Lajos Bárdos kreeg op 10-jarige leeftijd vioolles. Later studeerde hij aan de Franz Liszt Muziekacademie in Boedapest bij Zoltán Kodály en Albert Siklós. Later werd Bárdos docent aan dezelfde academie. Daarnaast was hij koordirigent en componist. Hij componeerde wereldlijke en geestelijke werken, vooral koorwerken. Het doel dat hij zich met zijn loopbaan als componist en dirigent stelde, was het ontwikkelen van de Hongaarse koortraditie, een doel dat hij deelde met Kodály.

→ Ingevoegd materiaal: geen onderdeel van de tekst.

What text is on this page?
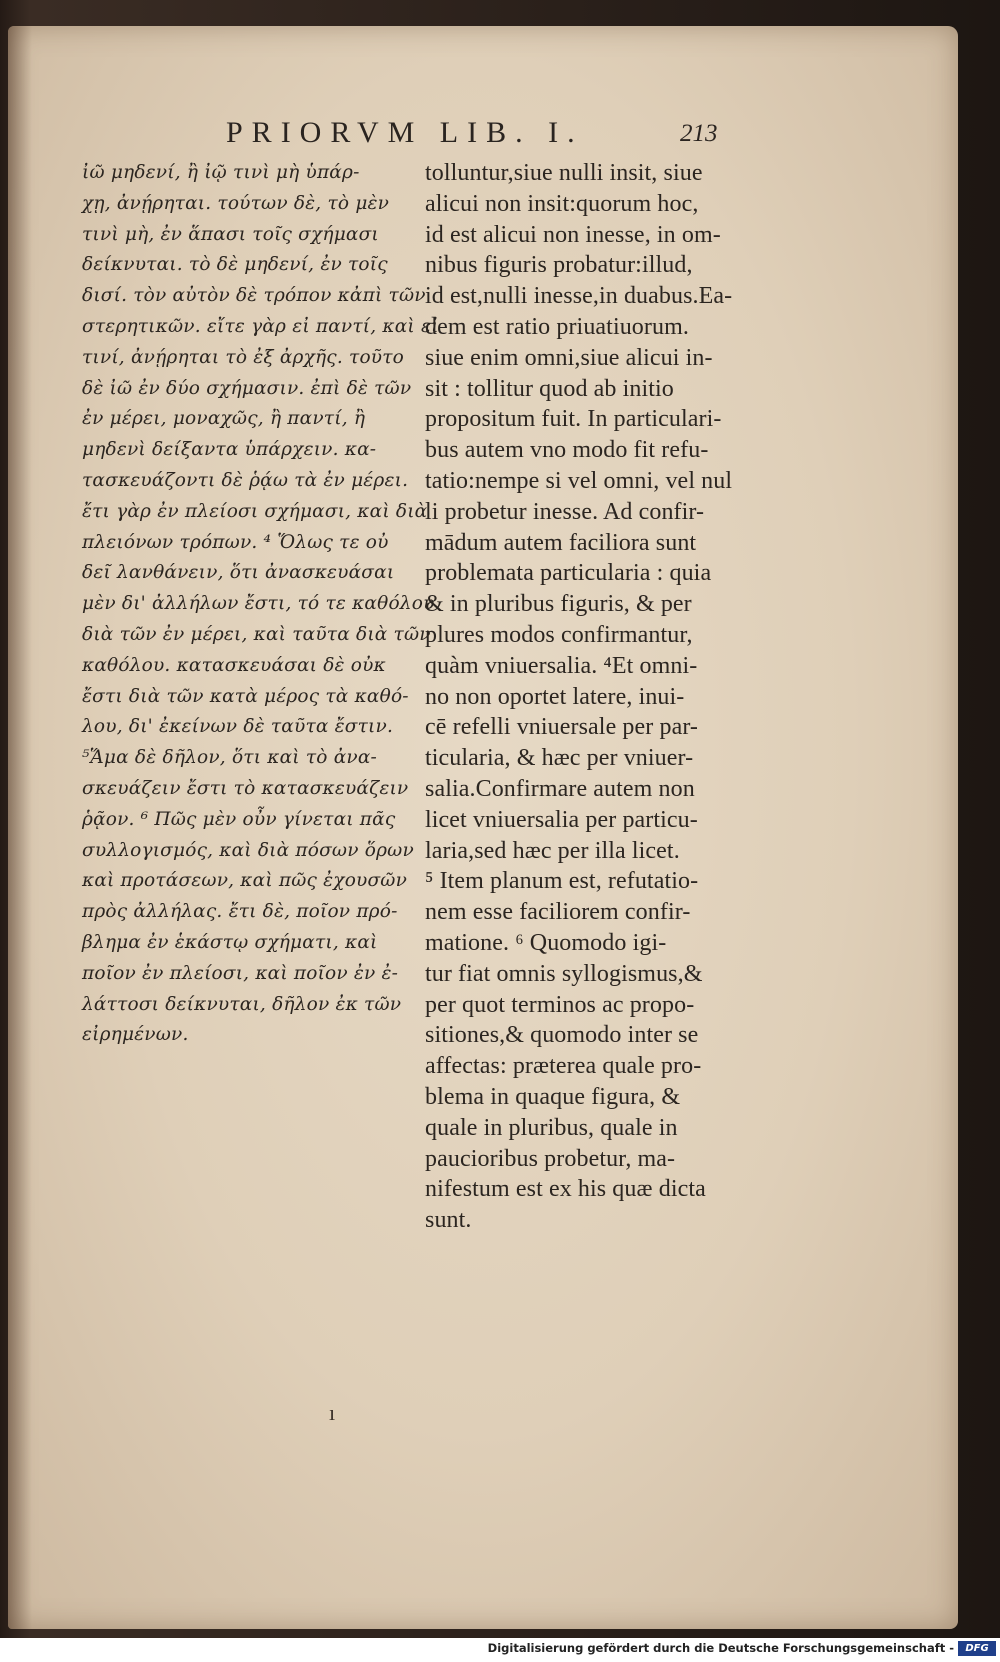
PRIORVM LIB. I.	213
ἰῶ μηδενί, ἢ ἰῷ τινὶ μὴ ὑπάρ-
χῃ, ἀνῄρηται. τούτων δὲ, τὸ μὲν
τινὶ μὴ, ἐν ἅπασι τοῖς σχήμασι
δείκνυται. τὸ δὲ μηδενί, ἐν τοῖς
δισί. τὸν αὐτὸν δὲ τρόπον κἀπὶ τῶν
στερητικῶν. εἴτε γὰρ εἰ παντί, καὶ εἰ
τινί, ἀνῄρηται τὸ ἐξ ἀρχῆς. τοῦτο
δὲ ἰῶ ἐν δύο σχήμασιν. ἐπὶ δὲ τῶν
ἐν μέρει, μοναχῶς, ἢ παντί, ἢ
μηδενὶ δείξαντα ὑπάρχειν. κα-
τασκευάζοντι δὲ ῥᾴω τὰ ἐν μέρει.
ἔτι γὰρ ἐν πλείοσι σχήμασι, καὶ διὰ
πλειόνων τρόπων. ⁴ Ὅλως τε οὐ
δεῖ λανθάνειν, ὅτι ἀνασκευάσαι
μὲν δι' ἀλλήλων ἔστι, τό τε καθόλου
διὰ τῶν ἐν μέρει, καὶ ταῦτα διὰ τῶν
καθόλου. κατασκευάσαι δὲ οὐκ
ἔστι διὰ τῶν κατὰ μέρος τὰ καθό-
λου, δι' ἐκείνων δὲ ταῦτα ἔστιν.
⁵Ἅμα δὲ δῆλον, ὅτι καὶ τὸ ἀνα-
σκευάζειν ἔστι τὸ κατασκευάζειν
ῥᾷον. ⁶ Πῶς μὲν οὖν γίνεται πᾶς
συλλογισμός, καὶ διὰ πόσων ὅρων
καὶ προτάσεων, καὶ πῶς ἐχουσῶν
πρὸς ἀλλήλας. ἔτι δὲ, ποῖον πρό-
βλημα ἐν ἑκάστῳ σχήματι, καὶ
ποῖον ἐν πλείοσι, καὶ ποῖον ἐν ἐ-
λάττοσι δείκνυται, δῆλον ἐκ τῶν
εἰρημένων.
tolluntur,siue nulli insit, siue
alicui non insit:quorum hoc,
id est alicui non inesse, in om-
nibus figuris probatur:illud,
id est,nulli inesse,in duabus.Ea-
dem est ratio priuatiuorum.
siue enim omni,siue alicui in-
sit : tollitur quod ab initio
propositum fuit. In particulari-
bus autem vno modo fit refu-
tatio:nempe si vel omni, vel nul
li probetur inesse. Ad confir-
mādum autem faciliora sunt
problemata particularia : quia
& in pluribus figuris, & per
plures modos confirmantur,
quàm vniuersalia. ⁴Et omni-
no non oportet latere, inui-
cē refelli vniuersale per par-
ticularia, & hæc per vniuer-
salia.Confirmare autem non
licet vniuersalia per particu-
laria,sed hæc per illa licet.
⁵ Item planum est, refutatio-
nem esse faciliorem confir-
matione. ⁶ Quomodo igi-
tur fiat omnis syllogismus,&
per quot terminos ac propo-
sitiones,& quomodo inter se
affectas: præterea quale pro-
blema in quaque figura, &
quale in pluribus, quale in
paucioribus probetur, ma-
nifestum est ex his quæ dicta
sunt.
ı
Digitalisierung gefördert durch die Deutsche Forschungsgemeinschaft -	DFG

Hij was van 1925 tot 1942 als kerkmusicus verbonden aan de Városmajorkerk (Városmajori templom) en van 1942 tot 1962 aan de Matthiaskerk, beide in Boedapest. Samen met Gyula Kertész was hij uitgever van het maandblad Magyar Kórus (Hongaarse koorwereld).
Tot het einde van zijn leven dirigeerde hij vele koren in Boedapest, terwijl hij ook allerlei kooractiviteiten opzette in de plattelandsgebieden. Net als het werk van Bartók en Kodály, bevatten zijn composities elementen uit de Hongaarse folklore.